De la pantalla a la escena
La llegada en 1950 del viajante Willy Loman a los escenarios de Europa, que por entonces daban bandazos entre un teatro optimista de enganche político y otro pesimista, o escéptico, llamado del absurdo, cambió muchas cosas en nuestra manera de mirar desde aquí a los viveros escénicos neoyorquinos. Algunos de los creadores de Muerte de un viajante, y se ha insistido poco en esto, eran gente aquí ya bien conocida por la pantalla, sobre todo dos: el actor Lee J. Cobb y el director Elia Kazan, que, apoyados en el joven Miller, oponían al cadáver del purismo escénico europeo la idea de una escena impura, marcada por la estrecha vin-culación de las articulaciones de su lenguaje con las del lenguaje cinematográfico. Después, cuando llegó la versión filmada por Fredric March, la evidencia de ese vínculo se acentuó y el teatro neoyorquino dejó de morírsenos en Eugene O"Neil y Thorton Wilder para abrir otras rutas en Miller y Tennessee Williams: un teatro gloriosamente pringado de cine. Si hasta entonces Broadway desembocaba en Hollywood, el contagio comenzó a fluir en sentido inverso. La idea de que el momento de la absorción a raudales por el viejo arte teatral del nuevo lenguaje creado por el cine se inicia en la obra escénica primeriza de Orson Welles, Anthony Mann y Nicholas Ray; y alcanza su mayor anchura en los montajes de obras de Miller (que fue de muchacho un espectador enganchado a la escena de esta legendaria compañía) por gente del Group Theater, late, sin que se haga explícita, en la parte medular de la enorme Mi vida de Elia Kazan. Creo que sólo así se abarca del todo lo que Miller aportó, empujado por Kazan, al Broadway de los años cincuenta y sesenta, desde La muerte de un viajante a Las brujas de Salem, Panorama desde el puente, Los desarraigados, Incidente en Vichy y finalmente, en 1963, Después de la caída, que es su encuentro con la decadencia en una edad (47 años) de plena madurez, quizás porque se vació en esta apropiación autoexculpatoria del suicidio de su segunda mujer, Marilyn Monroe, en un turbulento y muy cinematográfico psicodrama de muy dudosa sinceridad. Siempre negó que su Maggie fuera Marilyn, pero lo hizo con demasiada furia delatora.
La presencia turbadora del cadáver de Marilyn Monroe no sólo es central en la vida de Miller, sino también en ese aludido ángulo del giro de su obra hacia caminos erráticos a ninguna parte, hacia un vaciamiento prematuro de la que fue su materia inicial.
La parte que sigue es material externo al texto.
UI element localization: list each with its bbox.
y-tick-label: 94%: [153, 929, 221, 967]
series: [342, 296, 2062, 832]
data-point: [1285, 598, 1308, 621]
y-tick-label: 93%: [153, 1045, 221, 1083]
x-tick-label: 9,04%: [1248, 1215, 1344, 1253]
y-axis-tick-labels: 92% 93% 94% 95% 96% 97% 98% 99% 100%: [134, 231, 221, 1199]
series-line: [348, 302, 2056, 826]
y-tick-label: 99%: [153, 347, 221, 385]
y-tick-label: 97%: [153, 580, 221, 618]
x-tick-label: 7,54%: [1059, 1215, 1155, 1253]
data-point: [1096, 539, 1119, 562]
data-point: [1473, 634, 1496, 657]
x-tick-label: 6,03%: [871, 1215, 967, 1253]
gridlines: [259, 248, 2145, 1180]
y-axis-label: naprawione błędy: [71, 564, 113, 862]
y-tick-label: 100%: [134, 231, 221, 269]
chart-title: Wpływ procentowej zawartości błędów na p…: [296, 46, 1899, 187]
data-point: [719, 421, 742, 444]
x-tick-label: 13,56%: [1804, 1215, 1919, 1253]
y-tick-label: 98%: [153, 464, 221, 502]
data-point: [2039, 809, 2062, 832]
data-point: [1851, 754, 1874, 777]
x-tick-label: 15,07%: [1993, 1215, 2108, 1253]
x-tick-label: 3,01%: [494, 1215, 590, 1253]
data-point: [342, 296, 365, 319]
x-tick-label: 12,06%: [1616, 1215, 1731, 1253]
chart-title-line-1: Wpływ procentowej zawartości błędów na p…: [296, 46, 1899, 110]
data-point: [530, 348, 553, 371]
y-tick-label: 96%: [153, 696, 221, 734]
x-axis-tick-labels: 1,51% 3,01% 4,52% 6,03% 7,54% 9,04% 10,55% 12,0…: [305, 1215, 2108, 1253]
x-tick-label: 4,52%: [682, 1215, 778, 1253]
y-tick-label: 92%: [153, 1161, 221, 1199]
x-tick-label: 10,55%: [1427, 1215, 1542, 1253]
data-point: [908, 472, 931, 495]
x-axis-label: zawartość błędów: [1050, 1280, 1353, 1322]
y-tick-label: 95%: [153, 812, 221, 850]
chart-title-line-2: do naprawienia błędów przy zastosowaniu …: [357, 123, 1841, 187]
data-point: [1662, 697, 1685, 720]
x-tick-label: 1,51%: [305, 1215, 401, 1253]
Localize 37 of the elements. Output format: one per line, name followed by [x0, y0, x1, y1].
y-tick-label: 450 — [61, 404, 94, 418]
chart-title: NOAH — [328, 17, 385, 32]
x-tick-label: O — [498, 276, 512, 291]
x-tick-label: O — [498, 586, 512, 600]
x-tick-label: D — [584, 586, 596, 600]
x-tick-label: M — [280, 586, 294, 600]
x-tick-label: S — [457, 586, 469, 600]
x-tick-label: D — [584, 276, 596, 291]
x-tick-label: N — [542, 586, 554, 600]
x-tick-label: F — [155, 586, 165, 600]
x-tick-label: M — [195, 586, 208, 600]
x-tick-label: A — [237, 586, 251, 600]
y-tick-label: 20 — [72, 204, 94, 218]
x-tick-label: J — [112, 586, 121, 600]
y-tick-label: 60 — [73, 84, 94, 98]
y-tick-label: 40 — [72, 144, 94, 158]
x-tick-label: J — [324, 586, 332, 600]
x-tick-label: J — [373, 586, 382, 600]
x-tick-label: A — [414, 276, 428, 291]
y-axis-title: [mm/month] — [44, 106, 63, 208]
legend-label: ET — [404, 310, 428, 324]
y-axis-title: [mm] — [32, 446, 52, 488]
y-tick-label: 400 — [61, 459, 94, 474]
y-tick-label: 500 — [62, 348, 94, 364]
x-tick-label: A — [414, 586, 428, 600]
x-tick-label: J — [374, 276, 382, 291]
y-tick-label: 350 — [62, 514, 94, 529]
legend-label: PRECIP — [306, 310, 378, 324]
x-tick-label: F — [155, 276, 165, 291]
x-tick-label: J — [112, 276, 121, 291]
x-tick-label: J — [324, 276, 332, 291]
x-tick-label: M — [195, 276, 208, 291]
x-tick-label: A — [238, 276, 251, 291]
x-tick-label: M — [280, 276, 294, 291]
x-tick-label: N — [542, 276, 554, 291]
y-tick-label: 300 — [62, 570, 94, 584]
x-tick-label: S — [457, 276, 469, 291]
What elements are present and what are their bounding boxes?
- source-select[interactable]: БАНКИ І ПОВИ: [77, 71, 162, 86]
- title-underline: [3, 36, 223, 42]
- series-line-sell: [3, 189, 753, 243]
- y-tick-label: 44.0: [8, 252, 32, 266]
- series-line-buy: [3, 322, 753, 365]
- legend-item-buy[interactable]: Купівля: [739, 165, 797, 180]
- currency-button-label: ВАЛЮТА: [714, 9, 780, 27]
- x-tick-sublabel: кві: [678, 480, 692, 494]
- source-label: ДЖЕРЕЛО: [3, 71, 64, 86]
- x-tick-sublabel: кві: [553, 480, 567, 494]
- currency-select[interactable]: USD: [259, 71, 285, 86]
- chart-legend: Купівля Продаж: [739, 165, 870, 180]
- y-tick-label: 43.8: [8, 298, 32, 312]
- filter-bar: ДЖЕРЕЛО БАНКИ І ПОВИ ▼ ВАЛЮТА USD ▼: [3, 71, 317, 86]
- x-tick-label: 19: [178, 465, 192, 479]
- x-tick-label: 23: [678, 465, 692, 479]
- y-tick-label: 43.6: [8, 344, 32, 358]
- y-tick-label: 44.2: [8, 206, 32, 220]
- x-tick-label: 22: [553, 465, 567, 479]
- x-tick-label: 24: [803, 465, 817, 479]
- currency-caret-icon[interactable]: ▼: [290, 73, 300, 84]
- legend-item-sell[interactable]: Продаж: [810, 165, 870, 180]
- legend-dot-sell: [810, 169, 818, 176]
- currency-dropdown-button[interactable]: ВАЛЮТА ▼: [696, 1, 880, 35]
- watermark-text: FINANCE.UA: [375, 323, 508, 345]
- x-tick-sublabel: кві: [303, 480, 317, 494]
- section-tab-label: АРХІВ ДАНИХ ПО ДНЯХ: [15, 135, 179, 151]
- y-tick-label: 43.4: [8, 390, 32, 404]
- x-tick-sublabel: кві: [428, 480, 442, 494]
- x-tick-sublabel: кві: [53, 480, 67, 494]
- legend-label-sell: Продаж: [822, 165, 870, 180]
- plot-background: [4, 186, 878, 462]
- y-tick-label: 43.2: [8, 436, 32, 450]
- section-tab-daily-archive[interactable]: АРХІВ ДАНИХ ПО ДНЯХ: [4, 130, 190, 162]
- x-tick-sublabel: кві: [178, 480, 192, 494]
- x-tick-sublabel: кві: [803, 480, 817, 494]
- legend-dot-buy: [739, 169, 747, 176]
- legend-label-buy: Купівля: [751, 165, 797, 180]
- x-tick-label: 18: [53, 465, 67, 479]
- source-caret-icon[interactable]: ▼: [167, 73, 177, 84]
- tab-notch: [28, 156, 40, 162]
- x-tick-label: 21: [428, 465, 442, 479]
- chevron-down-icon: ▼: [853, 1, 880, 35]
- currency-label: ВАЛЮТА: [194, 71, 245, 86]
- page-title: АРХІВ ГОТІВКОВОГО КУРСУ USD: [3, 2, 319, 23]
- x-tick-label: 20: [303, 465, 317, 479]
Hay, sin embargo, un episodio, o un prólogo, de puro cine en esta larga etapa de vaciamiento del dramaturgo, que apuntala con hechos lo antes dicho en conjetura: su conversión natural (que no puede ser casual, sino que ha de obedecer a algo que se alberga en su oficio escénico) en el guionista excepcional de Vidas rebeldes. Escribió, sin forzar su escritura en un reajuste de aprendizaje, uno de los más precisos y graves filmes que ha dado Hollywood, y lo hizo para una Marilyn casi agonizante, en forma involuntaria de preludio a Después de la caída. Ya estaba adiestrado Miller, sin él saberlo, en el despliegue de la gramática de la pantalla al emprender su breve etapa de gran escritor teatral. Insisto en la brevedad de esa grandeza: Miller tiene 83 años, pero desde hace 35 no da a la escena nada que sea sombra a lo que le dio en los 14 que separan Muerte de un viajante y Después de la caída.